Contests included the participation of Paulo Coelho, Darren Shan, Gayle Forman, Jackson Pearce, Sherry Shahan, Lauren Oliver, Lisi Harrison, Billy Collins, Nicholas Sparks, Sara Shepard, Drusilla Campbell and many others.

===Types of Contests===
There were generally three types of contests on Figment: Random selection, heart based, and contests in which all entries are read. Resentment had grown significantly about random and heart based contests and various petitions and groups had been created to protest the heart system.

===The Seventeen Magazine Fiction Contest===
Seventeen Magazine hosted its 2011 fiction contest on Figment. Girls between the ages of 15 and 21 had to write a story of less than 500 words for the chance to win a $5,000 cash prize, the opportunity to have their story published on Seventeen.com, and a phone call with Maggie Stiefvater, author of the Wolves of Mercy Falls trilogy – Shiver, Linger, and Forever. 50 of the 60 finalists were chosen via Figment user votes, and the other 10 were picked by Seventeen editors. The grand prize winner was to be announced on April 1, 2012.

===The Zinch Scholarship Contest===
Users in high school or college were challenged to write a 600-character story about their coming-of-age moment and to submit to it the Figment page at Zinch.com for a chance to win a $500 scholarship. The judge of the contest is author Jonathan Safran Foer, writer of Extremely Loud and Incredibly Close. Entries could be submitted until March 31, 2012.

===The Requiem Contest===
Lauren Oliver, author of the Delirium trilogy, judged the Requiem Writing Contest, hosted by HarperTeen. Figment users between the ages of 13 and 21 living in the United States wrote short stories of 1,500 words or less using the prompt "Write a story where love is dangerous". The prizes were a 2-day trip to New York and the opportunity to write a column for Teen.com, in addition to the winner's story being featured on Teen.com. There were more than a thousand entries, and the winner was Rani Lee, author of "Swimming".
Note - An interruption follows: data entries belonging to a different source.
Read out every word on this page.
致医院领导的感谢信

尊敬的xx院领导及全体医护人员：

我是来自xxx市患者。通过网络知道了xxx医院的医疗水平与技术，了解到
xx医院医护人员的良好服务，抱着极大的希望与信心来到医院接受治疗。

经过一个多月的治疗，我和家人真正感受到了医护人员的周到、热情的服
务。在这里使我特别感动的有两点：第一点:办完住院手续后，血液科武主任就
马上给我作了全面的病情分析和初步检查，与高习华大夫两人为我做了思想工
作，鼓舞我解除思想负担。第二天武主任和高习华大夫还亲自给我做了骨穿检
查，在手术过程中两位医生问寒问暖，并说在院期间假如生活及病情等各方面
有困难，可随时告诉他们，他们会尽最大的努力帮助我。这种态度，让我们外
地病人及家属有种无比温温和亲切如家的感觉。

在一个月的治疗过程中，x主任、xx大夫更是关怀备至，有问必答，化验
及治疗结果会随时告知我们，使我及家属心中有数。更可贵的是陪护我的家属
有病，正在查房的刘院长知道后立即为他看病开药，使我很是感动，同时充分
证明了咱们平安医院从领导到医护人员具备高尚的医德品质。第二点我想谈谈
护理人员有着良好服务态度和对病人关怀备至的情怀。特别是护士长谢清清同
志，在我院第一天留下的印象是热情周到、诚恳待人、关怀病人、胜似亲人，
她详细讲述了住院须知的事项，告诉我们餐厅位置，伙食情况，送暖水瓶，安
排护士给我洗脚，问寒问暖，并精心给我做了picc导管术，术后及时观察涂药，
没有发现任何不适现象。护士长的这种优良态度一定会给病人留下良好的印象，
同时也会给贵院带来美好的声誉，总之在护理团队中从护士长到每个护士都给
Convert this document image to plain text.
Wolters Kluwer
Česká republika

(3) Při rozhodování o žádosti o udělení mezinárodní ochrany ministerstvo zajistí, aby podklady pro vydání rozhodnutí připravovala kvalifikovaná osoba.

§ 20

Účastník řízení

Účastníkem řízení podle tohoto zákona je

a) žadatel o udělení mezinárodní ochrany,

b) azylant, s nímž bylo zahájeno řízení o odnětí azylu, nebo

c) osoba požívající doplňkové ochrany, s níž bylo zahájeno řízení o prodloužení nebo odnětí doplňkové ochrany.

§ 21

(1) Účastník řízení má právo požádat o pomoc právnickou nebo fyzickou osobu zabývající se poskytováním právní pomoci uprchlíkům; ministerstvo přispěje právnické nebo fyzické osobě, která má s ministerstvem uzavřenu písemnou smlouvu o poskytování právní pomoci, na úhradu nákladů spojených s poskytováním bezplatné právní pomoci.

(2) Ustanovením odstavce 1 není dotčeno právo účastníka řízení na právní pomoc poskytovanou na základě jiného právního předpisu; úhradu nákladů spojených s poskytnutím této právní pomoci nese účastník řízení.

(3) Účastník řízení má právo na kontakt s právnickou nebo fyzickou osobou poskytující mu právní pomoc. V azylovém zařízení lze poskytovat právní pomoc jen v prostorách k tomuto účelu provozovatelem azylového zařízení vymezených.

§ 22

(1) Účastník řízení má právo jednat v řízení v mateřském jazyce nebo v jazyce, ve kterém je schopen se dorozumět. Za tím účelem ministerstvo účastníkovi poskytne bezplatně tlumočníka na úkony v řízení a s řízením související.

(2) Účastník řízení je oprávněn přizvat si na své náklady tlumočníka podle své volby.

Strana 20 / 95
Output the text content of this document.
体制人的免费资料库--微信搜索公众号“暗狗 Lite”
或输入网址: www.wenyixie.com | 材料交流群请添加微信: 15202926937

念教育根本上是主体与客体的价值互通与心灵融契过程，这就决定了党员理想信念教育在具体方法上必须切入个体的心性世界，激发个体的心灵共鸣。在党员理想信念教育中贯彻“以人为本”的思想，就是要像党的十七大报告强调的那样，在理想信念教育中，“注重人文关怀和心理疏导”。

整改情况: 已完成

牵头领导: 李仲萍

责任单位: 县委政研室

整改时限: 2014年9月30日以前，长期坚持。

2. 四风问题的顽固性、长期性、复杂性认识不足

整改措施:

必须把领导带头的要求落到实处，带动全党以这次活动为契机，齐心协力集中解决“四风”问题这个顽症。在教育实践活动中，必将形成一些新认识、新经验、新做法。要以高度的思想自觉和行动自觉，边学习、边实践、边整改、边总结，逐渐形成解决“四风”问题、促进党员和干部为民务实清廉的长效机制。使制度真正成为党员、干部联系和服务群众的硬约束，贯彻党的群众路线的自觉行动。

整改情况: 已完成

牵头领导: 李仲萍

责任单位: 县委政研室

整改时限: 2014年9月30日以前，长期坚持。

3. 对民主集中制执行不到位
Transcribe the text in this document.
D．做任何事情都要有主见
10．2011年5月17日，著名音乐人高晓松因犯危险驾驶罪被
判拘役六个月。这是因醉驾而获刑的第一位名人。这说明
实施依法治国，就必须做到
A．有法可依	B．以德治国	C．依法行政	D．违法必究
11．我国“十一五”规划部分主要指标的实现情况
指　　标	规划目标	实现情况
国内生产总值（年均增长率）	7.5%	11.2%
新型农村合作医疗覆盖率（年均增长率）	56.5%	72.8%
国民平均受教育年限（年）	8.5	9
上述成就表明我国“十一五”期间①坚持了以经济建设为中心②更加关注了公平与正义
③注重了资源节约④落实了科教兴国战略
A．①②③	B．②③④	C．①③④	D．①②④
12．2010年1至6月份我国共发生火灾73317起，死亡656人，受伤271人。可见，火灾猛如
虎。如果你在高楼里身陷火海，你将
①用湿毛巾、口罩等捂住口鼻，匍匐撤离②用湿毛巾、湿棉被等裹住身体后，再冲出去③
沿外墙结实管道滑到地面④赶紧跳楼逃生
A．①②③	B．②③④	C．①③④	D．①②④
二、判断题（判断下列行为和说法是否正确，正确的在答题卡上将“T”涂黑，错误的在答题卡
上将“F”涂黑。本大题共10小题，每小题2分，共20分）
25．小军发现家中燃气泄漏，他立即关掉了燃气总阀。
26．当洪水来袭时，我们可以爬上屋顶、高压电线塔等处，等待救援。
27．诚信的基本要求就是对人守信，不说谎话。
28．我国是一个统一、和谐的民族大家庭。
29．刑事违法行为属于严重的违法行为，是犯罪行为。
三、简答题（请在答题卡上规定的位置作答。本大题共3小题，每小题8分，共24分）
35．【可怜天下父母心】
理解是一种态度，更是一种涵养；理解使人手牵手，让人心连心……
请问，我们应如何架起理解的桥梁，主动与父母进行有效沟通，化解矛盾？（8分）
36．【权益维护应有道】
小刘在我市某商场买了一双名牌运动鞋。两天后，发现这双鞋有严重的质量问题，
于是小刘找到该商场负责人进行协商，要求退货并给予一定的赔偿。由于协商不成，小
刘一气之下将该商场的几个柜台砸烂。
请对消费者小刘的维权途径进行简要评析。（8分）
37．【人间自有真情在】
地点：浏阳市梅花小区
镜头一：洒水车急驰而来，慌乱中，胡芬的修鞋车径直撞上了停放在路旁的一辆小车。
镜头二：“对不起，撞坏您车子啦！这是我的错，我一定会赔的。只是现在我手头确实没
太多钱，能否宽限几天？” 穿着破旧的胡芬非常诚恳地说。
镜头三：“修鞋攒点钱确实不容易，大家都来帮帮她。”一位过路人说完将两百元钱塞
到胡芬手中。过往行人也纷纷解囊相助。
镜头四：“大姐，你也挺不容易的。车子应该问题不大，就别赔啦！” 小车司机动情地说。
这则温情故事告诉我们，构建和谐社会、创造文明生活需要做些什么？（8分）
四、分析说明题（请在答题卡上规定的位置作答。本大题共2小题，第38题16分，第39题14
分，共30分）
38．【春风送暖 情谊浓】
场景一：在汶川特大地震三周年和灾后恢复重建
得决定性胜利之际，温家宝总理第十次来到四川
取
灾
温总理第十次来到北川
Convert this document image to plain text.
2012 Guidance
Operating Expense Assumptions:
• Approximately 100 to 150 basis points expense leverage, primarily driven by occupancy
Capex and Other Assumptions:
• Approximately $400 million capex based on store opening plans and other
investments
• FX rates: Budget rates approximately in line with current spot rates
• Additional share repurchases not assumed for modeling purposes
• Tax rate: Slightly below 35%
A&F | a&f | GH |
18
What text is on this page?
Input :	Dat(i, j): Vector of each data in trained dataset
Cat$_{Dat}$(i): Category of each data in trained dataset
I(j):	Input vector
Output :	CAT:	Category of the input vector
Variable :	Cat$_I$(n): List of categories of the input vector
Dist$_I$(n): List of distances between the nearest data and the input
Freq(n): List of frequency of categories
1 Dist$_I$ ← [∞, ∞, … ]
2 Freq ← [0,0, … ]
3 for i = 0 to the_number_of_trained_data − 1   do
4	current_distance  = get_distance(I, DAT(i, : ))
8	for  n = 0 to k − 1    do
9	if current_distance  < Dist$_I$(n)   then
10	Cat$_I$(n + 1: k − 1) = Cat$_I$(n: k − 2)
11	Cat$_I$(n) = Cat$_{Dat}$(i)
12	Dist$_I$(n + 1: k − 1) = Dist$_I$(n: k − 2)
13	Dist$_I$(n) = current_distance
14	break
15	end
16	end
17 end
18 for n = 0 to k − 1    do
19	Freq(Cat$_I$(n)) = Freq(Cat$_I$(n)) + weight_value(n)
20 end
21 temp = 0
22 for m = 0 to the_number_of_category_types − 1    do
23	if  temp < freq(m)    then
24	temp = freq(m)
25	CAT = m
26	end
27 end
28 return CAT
===Defy the Dark Contest===
Users were challenged to write a story between 2,000 and 4,000 words to be included in a HarperTeen anthology, Defy the Dark. The anthology's editor, Saundra Mitchell, judged the contest. 1242 stories were entered, totaling 3.35 million words. The winner was Kate Espey, author of "The Sunflower Murders". Two additional stories appeared on the Defy the Dark website, "Bogwater" by Grrrillaful and "After Illume" by Emily Skrutskie.

==Awards and Honorable Mentions==
Figment was chosen as a winning start-up company at the O'Reilly Tools of Change for Publishing Conference 2011 and was also selected as a 15th Annual Webby Awards Official Honoree in the "Youth" category.

On February 25, 2012, it was announced that Figment would be receiving the 2011 Los Angeles Times Innovator's Award, as part of the Los Angeles Times Book Prize. The award honors "cutting edge work to bring books, publishing, and storytelling into the future."